88. Many a herd of slumbering camels have I approached with my drawn sabre, when the foremost of them, awakening, have fled through fear of me:

89. But one of them has passed before me, strong-limbed, full-breasted, and well-fed, the highly-valued property of a morose old churl, dry and thin as a fuller's club.

90. He said to me, when the camel's hoof and thigh were dismembered, "Seest thou not how great an injury thou hast done me?"

91. Then he turned to his attendants, saying, "What opinion do you form of that young wine-drinker, who assails us impetuously, whose violence is preconcerted?

92. "Leave him," he added, "and let this camel be his perquisite; but, unless you drive off the hindmost of the herd, he will reiterate his mischief."

93. Then our damsels were busy in dressing the camel's foal, and eagerly served up the luscious bunch.

94. O daughter of Mabed, sing my praises, if I am slain, according to my desert, and rend thy vest with sincere affliction!

95. Compare me not with any man, whose courage equals not my courage; whose exploits are not like mine; who has not been engaged in combats, in which I have been distinguished:

96. With a man slow in noble enterprises, but quick in base pursuits; dishonoured in the assembly of the tribe, and a vile outcast.

97. Had I been ignoble among my countrymen, the enmity of the befriended and the friendless might have been injurious to me;

98. But their malevolence is repelled by my firm defiance of them, by my boldness in attack, by my solid integrity, and my exalted birth.

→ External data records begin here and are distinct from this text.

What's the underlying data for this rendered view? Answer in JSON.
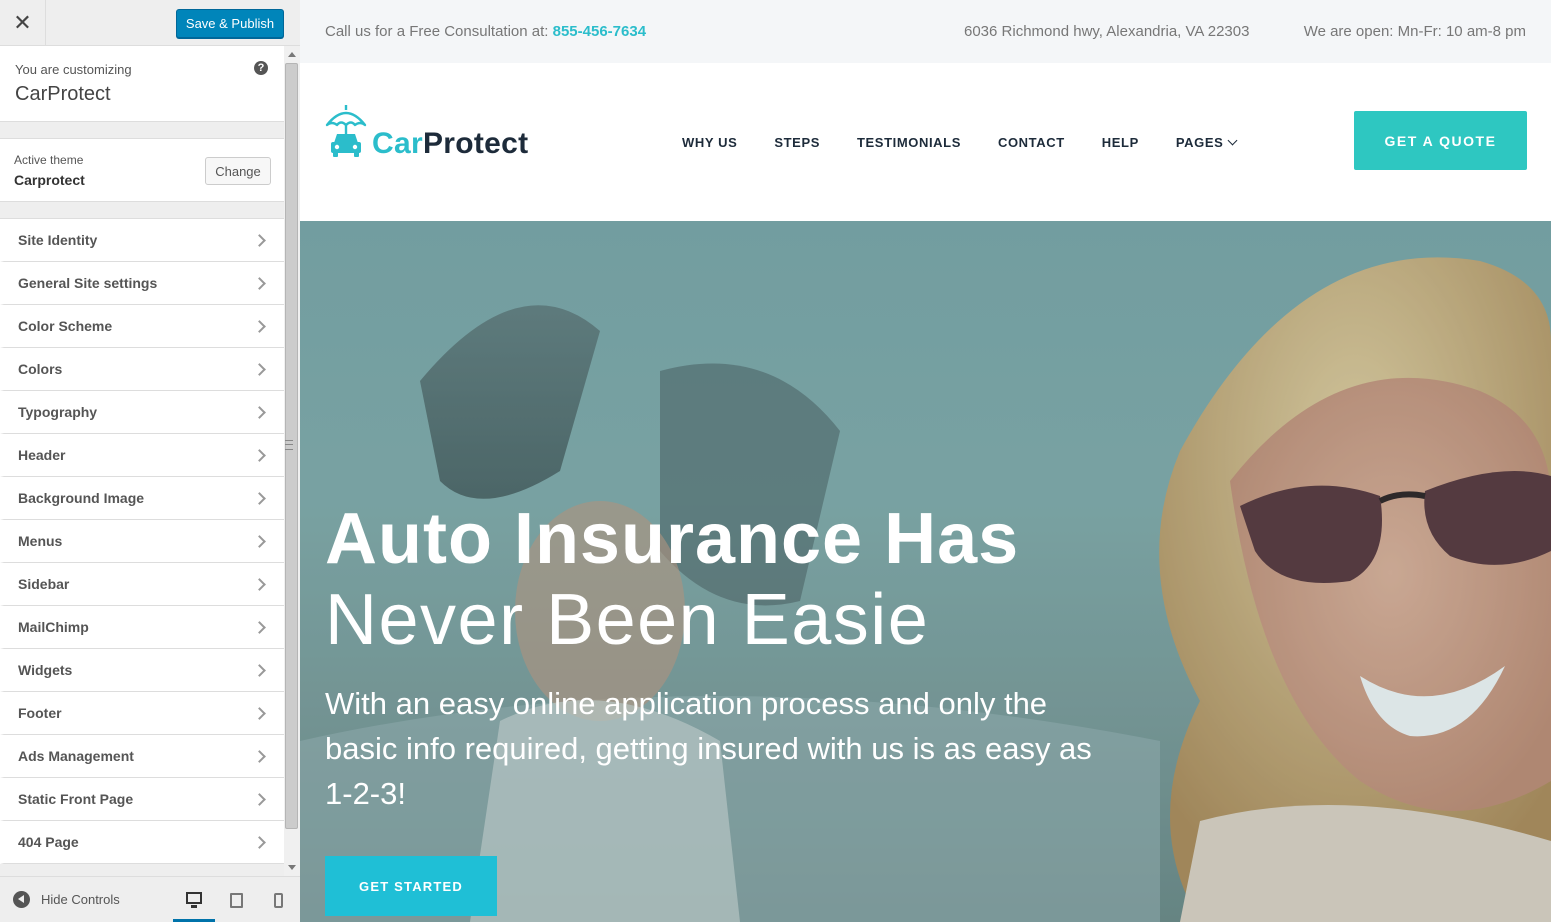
{
  "customizer": {
    "close_icon": "close-icon",
    "save_label": "Save & Publish",
    "info": {
      "prefix": "You are customizing",
      "site_name": "CarProtect",
      "help_glyph": "?"
    },
    "theme": {
      "label": "Active theme",
      "name": "Carprotect",
      "change_label": "Change"
    },
    "sections": [
      {
        "label": "Site Identity"
      },
      {
        "label": "General Site settings"
      },
      {
        "label": "Color Scheme"
      },
      {
        "label": "Colors"
      },
      {
        "label": "Typography"
      },
      {
        "label": "Header"
      },
      {
        "label": "Background Image"
      },
      {
        "label": "Menus"
      },
      {
        "label": "Sidebar"
      },
      {
        "label": "MailChimp"
      },
      {
        "label": "Widgets"
      },
      {
        "label": "Footer"
      },
      {
        "label": "Ads Management"
      },
      {
        "label": "Static Front Page"
      },
      {
        "label": "404 Page"
      }
    ],
    "footer": {
      "hide_label": "Hide Controls",
      "active_device": "desktop"
    }
  },
  "site": {
    "topbar": {
      "call_text": "Call us for a Free Consultation at:",
      "phone": "855-456-7634",
      "address": "6036 Richmond hwy, Alexandria, VA 22303",
      "hours": "We are open: Mn-Fr: 10 am-8 pm"
    },
    "logo": {
      "part1": "Car",
      "part2": "Protect"
    },
    "menu": [
      {
        "label": "WHY US"
      },
      {
        "label": "STEPS"
      },
      {
        "label": "TESTIMONIALS"
      },
      {
        "label": "CONTACT"
      },
      {
        "label": "HELP"
      },
      {
        "label": "PAGES"
      }
    ],
    "quote_label": "GET A QUOTE",
    "hero": {
      "title_bold": "Auto Insurance Has",
      "title_light": "Never Been Easie",
      "paragraph": "With an easy online application process and only the basic info required, getting insured with us is as easy as 1-2-3!",
      "cta_label": "GET STARTED"
    }
  },
  "colors": {
    "wp_primary": "#0085ba",
    "brand_teal": "#2bbdcb",
    "quote_button": "#2ec7c1",
    "hero_button": "#1fbfd6",
    "navy": "#1d2b3a"
  }
}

99. By thy life, the hardest enterprises neither fill my day with solicitude, nor lengthen the duration of my night:

100. But many a day have I fixed my station immoveably in the close conflict, and defended a pass, regardless of hostile menaces,

101. On my native field of combat, where even the boldest hero might be apprehensive of destruction; where the muscles of our chargers quake, as soon as they mingle in battle;

102. And many an arrow for drawing lots have I seen well hardened and made yellow by fire, and then have delivered it into the hand of the gamester noted for ill fortune.

103. Too much wisdom is folly; for time will produce events, of which thou canst have no idea; and he, to whom thou gayest no commission, will bring thee unexpected news.